When Marazzi was just starting out as a principal investigator, he made the discovery that would lead him into neurodegeneration. He was studying senataxin, a gene involved in viral replication, as well as the body’s immune response to viral infection. However, mutations in the senataxin gene were also known to cause early onset amyotrophic lateral sclerosis (ALS Type 4) and several other rare neurodegenerative disorders. Marazzi’s research team found that cells from individuals with those disorders that carried senataxin mutations generated high levels of inflammation compared to control cells.

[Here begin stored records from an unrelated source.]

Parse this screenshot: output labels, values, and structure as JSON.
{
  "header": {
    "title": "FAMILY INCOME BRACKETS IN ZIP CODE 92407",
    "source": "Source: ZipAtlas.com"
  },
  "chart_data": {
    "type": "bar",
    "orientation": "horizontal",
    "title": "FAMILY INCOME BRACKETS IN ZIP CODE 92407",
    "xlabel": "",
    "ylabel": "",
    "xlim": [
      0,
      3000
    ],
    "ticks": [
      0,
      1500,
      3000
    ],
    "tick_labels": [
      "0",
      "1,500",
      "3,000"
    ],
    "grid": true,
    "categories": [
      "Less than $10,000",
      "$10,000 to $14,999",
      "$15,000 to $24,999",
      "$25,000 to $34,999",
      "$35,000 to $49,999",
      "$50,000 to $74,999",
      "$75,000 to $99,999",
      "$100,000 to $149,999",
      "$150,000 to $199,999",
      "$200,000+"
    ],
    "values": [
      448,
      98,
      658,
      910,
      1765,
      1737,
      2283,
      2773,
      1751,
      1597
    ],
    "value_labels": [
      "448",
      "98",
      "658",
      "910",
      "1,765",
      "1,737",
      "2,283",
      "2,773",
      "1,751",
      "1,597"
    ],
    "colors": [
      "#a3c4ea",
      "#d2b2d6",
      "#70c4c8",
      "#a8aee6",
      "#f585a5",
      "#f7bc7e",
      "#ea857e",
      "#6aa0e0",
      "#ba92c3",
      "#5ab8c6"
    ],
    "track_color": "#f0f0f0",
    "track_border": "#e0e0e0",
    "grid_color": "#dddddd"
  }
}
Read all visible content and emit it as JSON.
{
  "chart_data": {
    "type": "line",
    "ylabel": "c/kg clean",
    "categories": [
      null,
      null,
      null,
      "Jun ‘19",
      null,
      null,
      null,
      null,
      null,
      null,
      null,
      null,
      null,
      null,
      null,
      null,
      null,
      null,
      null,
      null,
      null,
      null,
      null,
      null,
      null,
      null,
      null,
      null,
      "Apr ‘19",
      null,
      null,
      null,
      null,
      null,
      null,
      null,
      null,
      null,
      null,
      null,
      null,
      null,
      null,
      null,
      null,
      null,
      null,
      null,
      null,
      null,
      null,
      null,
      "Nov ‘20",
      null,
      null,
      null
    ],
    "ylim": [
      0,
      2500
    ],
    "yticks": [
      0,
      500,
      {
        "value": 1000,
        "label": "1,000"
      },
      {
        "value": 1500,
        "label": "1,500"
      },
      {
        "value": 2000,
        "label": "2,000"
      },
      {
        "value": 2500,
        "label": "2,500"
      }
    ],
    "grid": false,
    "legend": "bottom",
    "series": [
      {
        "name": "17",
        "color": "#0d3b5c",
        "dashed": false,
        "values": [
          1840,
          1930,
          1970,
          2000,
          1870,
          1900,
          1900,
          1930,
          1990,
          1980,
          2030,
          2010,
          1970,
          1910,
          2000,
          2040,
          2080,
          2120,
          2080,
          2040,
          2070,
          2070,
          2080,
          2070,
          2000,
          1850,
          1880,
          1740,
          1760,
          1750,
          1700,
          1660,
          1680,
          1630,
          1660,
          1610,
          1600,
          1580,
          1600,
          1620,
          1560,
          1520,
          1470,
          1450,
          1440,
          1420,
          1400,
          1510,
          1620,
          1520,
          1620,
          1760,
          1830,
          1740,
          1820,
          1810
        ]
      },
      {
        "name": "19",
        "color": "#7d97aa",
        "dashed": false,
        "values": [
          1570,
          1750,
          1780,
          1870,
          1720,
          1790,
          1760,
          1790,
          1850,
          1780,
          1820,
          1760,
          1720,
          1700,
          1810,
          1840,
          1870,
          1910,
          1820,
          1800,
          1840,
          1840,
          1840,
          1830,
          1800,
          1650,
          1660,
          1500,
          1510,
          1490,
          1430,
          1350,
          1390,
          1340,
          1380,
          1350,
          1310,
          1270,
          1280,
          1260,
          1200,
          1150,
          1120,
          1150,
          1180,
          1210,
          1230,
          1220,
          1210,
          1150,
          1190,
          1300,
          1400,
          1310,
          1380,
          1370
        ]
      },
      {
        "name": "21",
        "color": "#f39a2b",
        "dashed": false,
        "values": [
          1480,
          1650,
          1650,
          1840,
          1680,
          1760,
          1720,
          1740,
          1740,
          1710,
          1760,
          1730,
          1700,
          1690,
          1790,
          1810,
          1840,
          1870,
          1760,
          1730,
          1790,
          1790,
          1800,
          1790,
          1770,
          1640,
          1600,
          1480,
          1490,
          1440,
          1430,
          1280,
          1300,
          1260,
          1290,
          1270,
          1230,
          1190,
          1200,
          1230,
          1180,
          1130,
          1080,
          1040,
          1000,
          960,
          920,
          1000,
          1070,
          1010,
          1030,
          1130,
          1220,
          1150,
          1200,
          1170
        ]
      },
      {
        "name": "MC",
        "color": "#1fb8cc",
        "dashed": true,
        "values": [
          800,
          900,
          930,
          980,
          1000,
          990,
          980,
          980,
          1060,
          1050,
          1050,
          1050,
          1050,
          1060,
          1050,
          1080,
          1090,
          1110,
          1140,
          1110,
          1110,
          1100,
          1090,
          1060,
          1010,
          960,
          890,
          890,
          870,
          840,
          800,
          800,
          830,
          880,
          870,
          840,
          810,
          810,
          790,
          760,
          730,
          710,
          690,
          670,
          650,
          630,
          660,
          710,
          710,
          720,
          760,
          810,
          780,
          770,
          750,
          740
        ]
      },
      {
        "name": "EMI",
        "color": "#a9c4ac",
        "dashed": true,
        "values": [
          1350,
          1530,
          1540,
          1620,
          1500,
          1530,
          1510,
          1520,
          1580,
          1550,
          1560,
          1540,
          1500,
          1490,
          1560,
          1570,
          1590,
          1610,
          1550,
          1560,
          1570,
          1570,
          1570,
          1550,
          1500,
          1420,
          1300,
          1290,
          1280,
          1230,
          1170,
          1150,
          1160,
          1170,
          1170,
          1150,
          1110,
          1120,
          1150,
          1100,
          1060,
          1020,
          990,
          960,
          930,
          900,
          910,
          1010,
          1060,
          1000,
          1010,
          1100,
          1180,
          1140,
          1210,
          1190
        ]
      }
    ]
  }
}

He has been studying the connection between the infection, inflammation, and neurodegeneration ever since, and exploring the possibility that viral infection can trigger these diseases.

“This line of research is inspired by a family in Italy who have children affected by ALS Type 4 and have come to visit my lab in New York twice. I felt like I had to do it — to build on that first discovery,” he says.

(L-R) Cori Bargmann, Ivan Marazzi, and Adrienne Sussman at the Neurodegeneration Challenge Network Meeting in February 2019 | Photo by CZI

Since joining CZI’s Neurodegeneration Challenge Network (NDCN) about a year ago, Marazzi says he has struck up a series of collaborations with other scientists in the network to help drive forward research into the role of the immune system in neurodegenerative diseases. He also wants to help develop the NDCN itself, so that it can benefit other early-career researchers.

“I want to grow within the Network with fellow researchers and help the Network become a solid place where you can do transformative, collaborative research, because there is a big need for it.”